Dadasaheb Phalke was a great Indian film producer, director, movie writer, storyteller, set designer, dress designer, editor, distributor etc.
His real name is Dhundiraj Govind Phalke.
He is known as "Father of Indian Cinema" because he introduced the people of India to the beauty of cinematic experience and evolved the largest entertainment industry in the world.
That's why one of the most prestigious awards in the Indian film Industry "Dadasaheb Phalke Award" was started on his name which is a 'Life Time Achievement Award' presented to the eminent persons of Indian Film Industry for their valuable contribution in the promotion and development of Indian Cinema.
10 interesting facts about Dadasaheb Phalke
1. Dadasaheb Phalke was born on 30 April, 1870 at Trimbakeshwar town near Nashik district of Maharashtra. He had completed his basic education in 1885 at Sir JJ School of Arts, Mumbai and in 1890 he went to Vadodara, Gujarat to study about drawing, painting and photography.
2. In Godhra (Gujarat), Dadasaheb Phalke began his career as a Photographer, but after the death of his first wife and child due to an outbreak of plague, he had left photography work. Then he went to Germany to get introduced with new technologies.
3. From the school time itself, he had acquired a variety of interest in magic. At that time he also experimented variety of special effects. In Germany he met Carl Hertz a magician and also worked with him. After some time he got an opportunity to work as a Draftsman in an Archaeological Survey of India but due to lack of interest he left the job and came back to Maharashtra. There, he started a business of the printing press.
4. When he watched a silent movie "The Life of Christ" by Ferdinand Zecca in Mumbai’s ‘America-India Theatre’ his life turned and decided to make "Raja Harishchandra" a silent and the first full length feature film. No doubt he had fulfilled the dream of Indian Cinema.
5. He had given several advertisements for seeking handsome actors for the lead role. But, these advertisements brought inadequate and non- professional talent and so, he was forced to add a line "ugly faces need not to apply".
6. Then, finally Dadasaheb’s entire family took part in making the film Raja Harishchandra. Do you know that Producer, Director, Writer, Cameraman etc. of the film ‘Raja Harishchandra’ was Dadasaheb only.
7. His wife handled the costumes of the actors, the posters and production of the film. He played the role of Harishchandra and even his 7 year old son Bhalchandra Phalke played a major role of Harishchandra's son in the film. Also, a man was selected for the lead role of Taramati as no woman was ready to work in the film that time. This film was first shown publicly in Coronation cinema, Mumbai on 3 May, 1913.

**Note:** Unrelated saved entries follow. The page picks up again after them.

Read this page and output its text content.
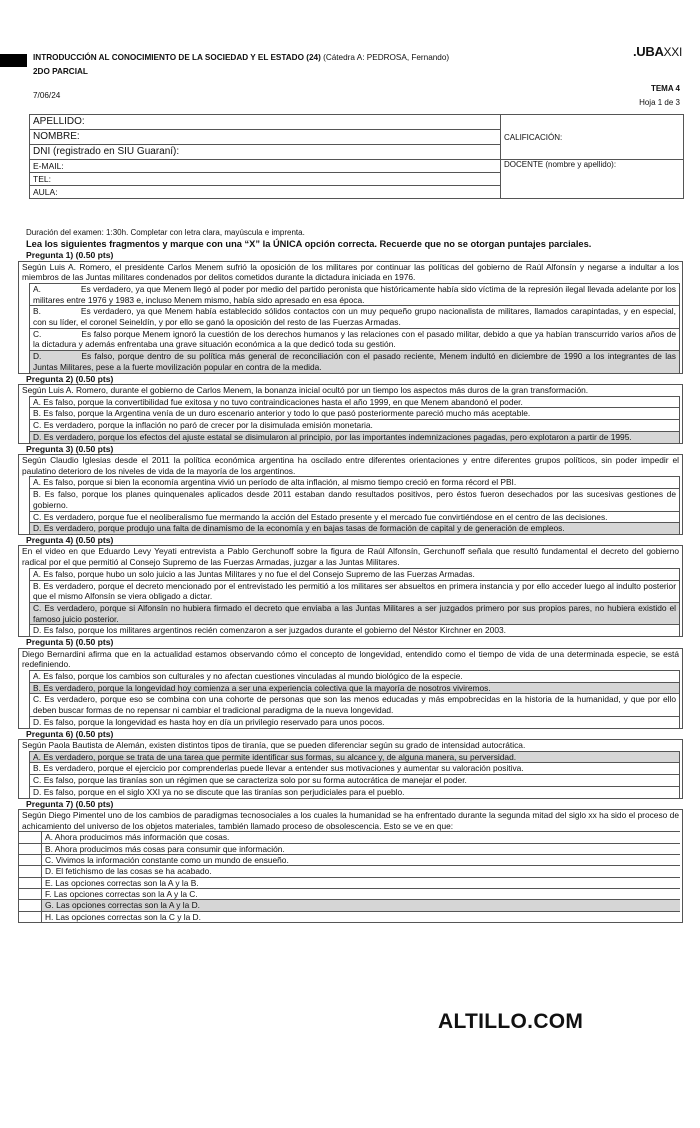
INTRODUCCIÓN AL CONOCIMIENTO DE LA SOCIEDAD Y EL ESTADO (24) (Cátedra A: PEDROSA, Fernando)
2DO PARCIAL
7/06/24
.UBAXXI
TEMA 4
Hoja 1 de 3
APELLIDO:	CALIFICACIÓN:
NOMBRE:	
DNI (registrado en SIU Guaraní):	
E-MAIL:	DOCENTE (nombre y apellido):
TEL:	
AULA:	
Duración del examen: 1:30h. Completar con letra clara, mayúscula e imprenta.
Lea los siguientes fragmentos y marque con una “X” la ÚNICA opción correcta. Recuerde que no se otorgan puntajes parciales.
Pregunta 1) (0.50 pts)
Según Luis A. Romero, el presidente Carlos Menem sufrió la oposición de los militares por continuar las políticas del gobierno de Raúl Alfonsín y negarse a indultar a los miembros de las Juntas militares condenados por delitos cometidos durante la dictadura iniciada en 1976.
A.	Es verdadero, ya que Menem llegó al poder por medio del partido peronista que históricamente había sido víctima de la represión ilegal llevada adelante por los militares entre 1976 y 1983 e, incluso Menem mismo, había sido apresado en esa época.
B.	Es verdadero, ya que Menem había establecido sólidos contactos con un muy pequeño grupo nacionalista de militares, llamados carapintadas, y en especial, con su líder, el coronel Seineldín, y por ello se ganó la oposición del resto de las Fuerzas Armadas.
C.	Es falso porque Menem ignoró la cuestión de los derechos humanos y las relaciones con el pasado militar, debido a que ya habían transcurrido varios años de la dictadura y además enfrentaba una grave situación económica a la que dedicó toda su gestión.
D.	Es falso, porque dentro de su política más general de reconciliación con el pasado reciente, Menem indultó en diciembre de 1990 a los integrantes de las Juntas Militares, pese a la fuerte movilización popular en contra de la medida.
Pregunta 2) (0.50 pts)
Según Luis A. Romero, durante el gobierno de Carlos Menem, la bonanza inicial ocultó por un tiempo los aspectos más duros de la gran transformación.
A. Es falso, porque la convertibilidad fue exitosa y no tuvo contraindicaciones hasta el año 1999, en que Menem abandonó el poder.
B. Es falso, porque la Argentina venía de un duro escenario anterior y todo lo que pasó posteriormente pareció mucho más aceptable.
C. Es verdadero, porque la inflación no paró de crecer por la disimulada emisión monetaria.
D. Es verdadero, porque los efectos del ajuste estatal se disimularon al principio, por las importantes indemnizaciones pagadas, pero explotaron a partir de 1995.
Pregunta 3) (0.50 pts)
Según Claudio Iglesias desde el 2011 la política económica argentina ha oscilado entre diferentes orientaciones y entre diferentes grupos políticos, sin poder impedir el paulatino deterioro de los niveles de vida de la mayoría de los argentinos.
A. Es falso, porque si bien la economía argentina vivió un período de alta inflación, al mismo tiempo creció en forma récord el PBI.
B. Es falso, porque los planes quinquenales aplicados desde 2011 estaban dando resultados positivos, pero éstos fueron desechados por las sucesivas gestiones de gobierno.
C. Es verdadero, porque fue el neoliberalismo fue mermando la acción del Estado presente y el mercado fue convirtiéndose en el centro de las decisiones.
D. Es verdadero, porque produjo una falta de dinamismo de la economía y en bajas tasas de formación de capital y de generación de empleos.
Pregunta 4) (0.50 pts)
En el video en que Eduardo Levy Yeyati entrevista a Pablo Gerchunoff sobre la figura de Raúl Alfonsín, Gerchunoff señala que resultó fundamental el decreto del gobierno radical por el que permitió al Consejo Supremo de las Fuerzas Armadas, juzgar a las Juntas Militares.
A. Es falso, porque hubo un solo juicio a las Juntas Militares y no fue el del Consejo Supremo de las Fuerzas Armadas.
B. Es verdadero, porque el decreto mencionado por el entrevistado les permitió a los militares ser absueltos en primera instancia y por ello acceder luego al indulto posterior que el mismo Alfonsín se viera obligado a dictar.
C. Es verdadero, porque si Alfonsín no hubiera firmado el decreto que enviaba a las Juntas Militares a ser juzgados primero por sus propios pares, no hubiera existido el famoso juicio posterior.
D. Es falso, porque los militares argentinos recién comenzaron a ser juzgados durante el gobierno del Néstor Kirchner en 2003.
Pregunta 5) (0.50 pts)
Diego Bernardini afirma que en la actualidad estamos observando cómo el concepto de longevidad, entendido como el tiempo de vida de una determinada especie, se está redefiniendo.
A. Es falso, porque los cambios son culturales y no afectan cuestiones vinculadas al mundo biológico de la especie.
B. Es verdadero, porque la longevidad hoy comienza a ser una experiencia colectiva que la mayoría de nosotros viviremos.
C. Es verdadero, porque eso se combina con una cohorte de personas que son las menos educadas y más empobrecidas en la historia de la humanidad, y que por ello deben buscar formas de no repensar ni cambiar el tradicional paradigma de la nueva longevidad.
D. Es falso, porque la longevidad es hasta hoy en día un privilegio reservado para unos pocos.
Pregunta 6) (0.50 pts)
Según Paola Bautista de Alemán, existen distintos tipos de tiranía, que se pueden diferenciar según su grado de intensidad autocrática.
A. Es verdadero, porque se trata de una tarea que permite identificar sus formas, su alcance y, de alguna manera, su perversidad.
B. Es verdadero, porque el ejercicio por comprenderlas puede llevar a entender sus motivaciones y aumentar su valoración positiva.
C. Es falso, porque las tiranías son un régimen que se caracteriza solo por su forma autocrática de manejar el poder.
D. Es falso, porque en el siglo XXI ya no se discute que las tiranías son perjudiciales para el pueblo.
Pregunta 7) (0.50 pts)
Según Diego Pimentel uno de los cambios de paradigmas tecnosociales a los cuales la humanidad se ha enfrentado durante la segunda mitad del siglo xx ha sido el proceso de achicamiento del universo de los objetos materiales, también llamado proceso de obsolescencia. Esto se ve en que:
A. Ahora producimos más información que cosas.
B. Ahora producimos más cosas para consumir que información.
C. Vivimos la información constante como un mundo de ensueño.
D. El fetichismo de las cosas se ha acabado.
E. Las opciones correctas son la A y la B.
F. Las opciones correctas son la A y la C.
G. Las opciones correctas son la A y la D.
H. Las opciones correctas son la C y la D.
ALTILLO.COM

8. Do you know that Dadasaheb Phalke spent 15 thousand rupees in making the whole movie Raja Harishchandra? Today, the biggest award of Indian cinema is given on his name to honour him. 'The Dadasaheb Phalke Award' is an annual award given by the Government of India, to the devout cinema personalities for their lifetime contribution in the field. Even, in 1971 a postage stamp bearing his face was released by India Post to honour him.
9. This award was established in 1969 to commemorate the contribution of Dadasaheb Phalke to the contemporary Indian cinema. It is conferred by the Directorate of Film Festivals, Ministry of Information and Broadcasting, Government of India. In 1969, Devika Rani a first lady of Indian Cinema was the first recipient of this award. The award contains a shawl, cash prize of about Rs. 10 lakhs, a Golden Lotus (Swarna Kamal).
10. The Dadasaheb Phalke Academy gives three awards in the name of Dadasaheb Phalke: Phalke Ratna Award, Phalke Kalpataru Award and Dada Saheb Phalke Academy Awards.
In 1932, the last silent movie 'Setubandhan' of Dadasaheb Phalke was released and later it was released with dubbing. He produced his last film 'Gangavataran' during 1936-37. He made over 95 films and 26 short films in his lifetime and died on 16 February, 1944 in Nashik. His contribution to the Film Industry is remarkable and always be remembered.